3) The company has experience in this business segment, making it easier for the expansions to happen.
One company that benefited from all this is PT Buana Lintas Lautan TBK. Even though their exposure is predominantly Oil and Gas, you would be able to see from their presentation deck (translated through Google for my own interpretation) that they have grown from strength to strength since a few years back even through the oil crash. Their presentation seems to point towards a 70% LTV on vessels purchases. For a start, the parent company has disclosed in Feb 2021 that the company is preparing a capex of US$50m, which if backed by the financing via $14.2m subscription into PT SSI, which sounds about right at 70% LTV.
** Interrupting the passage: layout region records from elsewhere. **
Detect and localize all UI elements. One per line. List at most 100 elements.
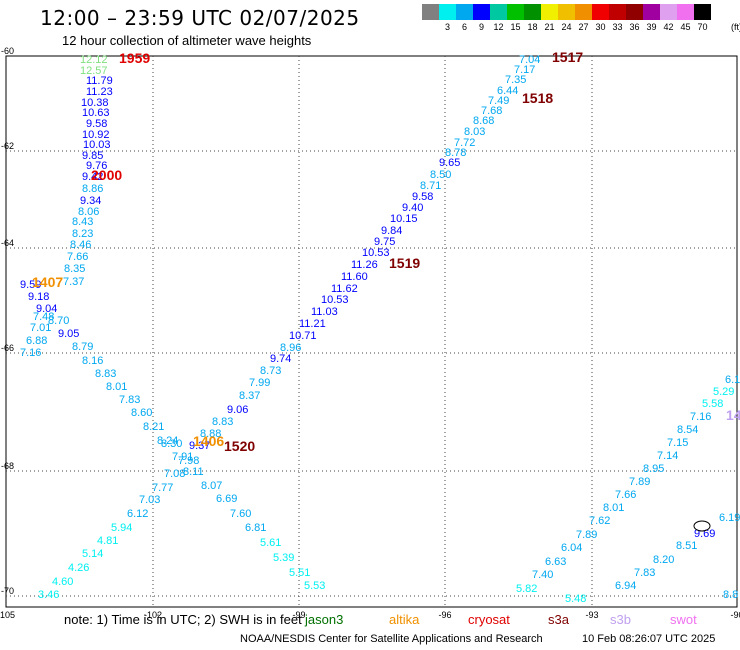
axis-tick-labels: -105 -102 -99 -96 -93 -90 -60 -62 -64 -66 -68 -70 — [0, 46, 740, 620]
swh-value: 9.18 — [28, 291, 49, 303]
swh-value: 4.60 — [52, 576, 73, 588]
swh-value: 11.79 — [86, 75, 113, 87]
legend-swatch: 21 — [541, 4, 558, 32]
swh-value: 5.51 — [289, 567, 310, 579]
lon-tick-label: -102 — [144, 610, 162, 620]
swh-value: 5.61 — [260, 537, 281, 549]
legend-tick: 30 — [595, 22, 606, 32]
legend-swatch: 12 — [490, 4, 507, 32]
swh-value: 8.06 — [78, 206, 99, 218]
swh-value: 7.98 — [178, 455, 199, 467]
swh-value: 8.96 — [280, 342, 301, 354]
page-subtitle: 12 hour collection of altimeter wave hei… — [62, 33, 312, 48]
swh-value: 8.51 — [676, 540, 697, 552]
footer-note: note: 1) Time is in UTC; 2) SWH is in fe… — [64, 612, 302, 627]
pass-label: 1518 — [522, 90, 553, 106]
pass-label: 2000 — [91, 167, 122, 183]
swh-value: 9.37 — [189, 440, 210, 452]
swh-value: 8.03 — [464, 126, 485, 138]
swh-value: 8.21 — [143, 421, 164, 433]
swh-value: 8.16 — [82, 355, 103, 367]
swh-value: 7.03 — [139, 494, 160, 506]
swh-value: 12.12 — [80, 54, 108, 66]
legend-swatch: 70 — [694, 4, 711, 32]
swh-value: 8.86 — [82, 183, 103, 195]
swh-value: 6.63 — [545, 556, 566, 568]
pass-label: 1407 — [32, 274, 63, 290]
swh-value: 8.24 — [157, 435, 178, 447]
legend-tick: 21 — [544, 22, 555, 32]
legend-swatch: 3 — [439, 4, 456, 32]
swh-value: 8.88 — [200, 428, 221, 440]
lon-tick-label: -99 — [292, 610, 305, 620]
swh-value: 5.14 — [82, 548, 103, 560]
swh-value: 6.69 — [216, 493, 237, 505]
track-values: 12.1212.5711.7911.2310.3810.639.5810.921… — [20, 54, 740, 605]
swh-value: 6.88 — [26, 335, 47, 347]
pass-label: 14 — [726, 407, 740, 423]
swh-value: 7.89 — [629, 476, 650, 488]
legend-tick: 27 — [578, 22, 589, 32]
swh-value: 9.85 — [82, 150, 103, 162]
swh-value: 9.76 — [86, 160, 107, 172]
legend-swatch: 18 — [524, 4, 541, 32]
swh-value: 8.60 — [131, 407, 152, 419]
swh-value: 8.07 — [201, 480, 222, 492]
pass-label: 1520 — [224, 438, 255, 454]
swh-value: 7.16 — [690, 411, 711, 423]
swh-value: 8.37 — [239, 390, 260, 402]
legend-tick: 42 — [663, 22, 674, 32]
swh-value: 6.12 — [127, 508, 148, 520]
swh-value: 7.91 — [172, 451, 193, 463]
swh-value: 5.82 — [516, 583, 537, 595]
swh-value: 7.37 — [63, 276, 84, 288]
swh-value: 9.75 — [374, 236, 395, 248]
swh-value: 3.46 — [38, 589, 59, 601]
satellite-cryosat: cryosat — [468, 612, 510, 627]
legend-tick: 15 — [510, 22, 521, 32]
legend-swatch: 6 — [456, 4, 473, 32]
legend-swatch: 42 — [660, 4, 677, 32]
swh-value: 5.53 — [304, 580, 325, 592]
lat-tick-label: -66 — [1, 343, 14, 353]
legend-tick: 12 — [493, 22, 504, 32]
map-frame — [5, 55, 738, 608]
swh-value: 8.50 — [430, 169, 451, 181]
feature-outline — [693, 520, 711, 532]
lon-tick-label: -93 — [585, 610, 598, 620]
swh-value: 7.17 — [514, 64, 535, 76]
swh-value: 8.83 — [212, 416, 233, 428]
swh-value: 5.58 — [702, 398, 723, 410]
swh-value: 7.01 — [30, 322, 51, 334]
swh-value: 9.34 — [80, 195, 101, 207]
swh-value: 11.60 — [341, 271, 368, 283]
swh-value: 12.57 — [80, 65, 108, 77]
swh-value: 8.95 — [643, 463, 664, 475]
pass-label: 1519 — [389, 255, 420, 271]
swh-value: 11.03 — [311, 306, 338, 318]
legend-tick: 18 — [527, 22, 538, 32]
swh-value: 6.44 — [497, 85, 518, 97]
swh-value: 10.71 — [289, 330, 317, 342]
swh-value: 6.19 — [719, 512, 740, 524]
swh-value: 7.35 — [505, 74, 526, 86]
pass-label: 1517 — [552, 49, 583, 65]
legend-swatch: 33 — [609, 4, 626, 32]
lon-tick-label: -90 — [730, 610, 740, 620]
legend-swatch: 27 — [575, 4, 592, 32]
pass-label: 1406 — [193, 433, 224, 449]
swh-value: 8.68 — [473, 115, 494, 127]
swh-value: 9.05 — [58, 328, 79, 340]
legend-swatch: 30 — [592, 4, 609, 32]
swh-value: 8.23 — [72, 228, 93, 240]
swh-value: 9.40 — [402, 202, 423, 214]
swh-value: 10.38 — [81, 97, 109, 109]
swh-value: 7.66 — [615, 489, 636, 501]
pass-label: 1959 — [119, 50, 150, 66]
legend-swatch: 45 — [677, 4, 694, 32]
lat-tick-label: -70 — [1, 586, 14, 596]
swh-value: 8.30 — [161, 438, 182, 450]
legend-tick: 24 — [561, 22, 572, 32]
swh-value: 8.73 — [260, 365, 281, 377]
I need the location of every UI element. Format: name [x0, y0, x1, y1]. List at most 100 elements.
With the various shareholder value boosting measures that is anticipated, expected foray back into the familiar Bulk and Tanker business at the start of a perceived Commodities Super Cycle, the current traded value is very undemanding. I would think that this company is worth at least its book value of US$0.3632 * 1.34 = S$0.487 per share. I do think that the build-up in the Industrial Shipping segment and the upcoming 1H2021 financial results are going to be interesting to watch. Will re-evaluate when the time comes.
P.S. A little tidbit for reading all the way to the end. The company purchased 3 floors of 6 Raffles Quay and sold 1 floor earlier on. The property is booked at S$20m as freehold land (not depreciated) and $7m as freehold property (straight line depreciation over 15 – 60 years). On the balance sheet, that could mean a highest depreciated value of S$25m. (There are still other factors such as USD depreciation over the years in which the FS is based in). In 2016, “the sale of the entire 13th floor of 6 Raffles Quay for $28 million ($2,764 psf)” would provide a datapoint on what the 24th and 25th floor might be worth. Whether this makes the investment thesis stronger is up to individuals.
Disclaimer: All posts on The Squirrel's Drey are for informational and discussion purposes only. This is not a recommendation to buy or sell securities discussed. Please do your own due diligence before investing.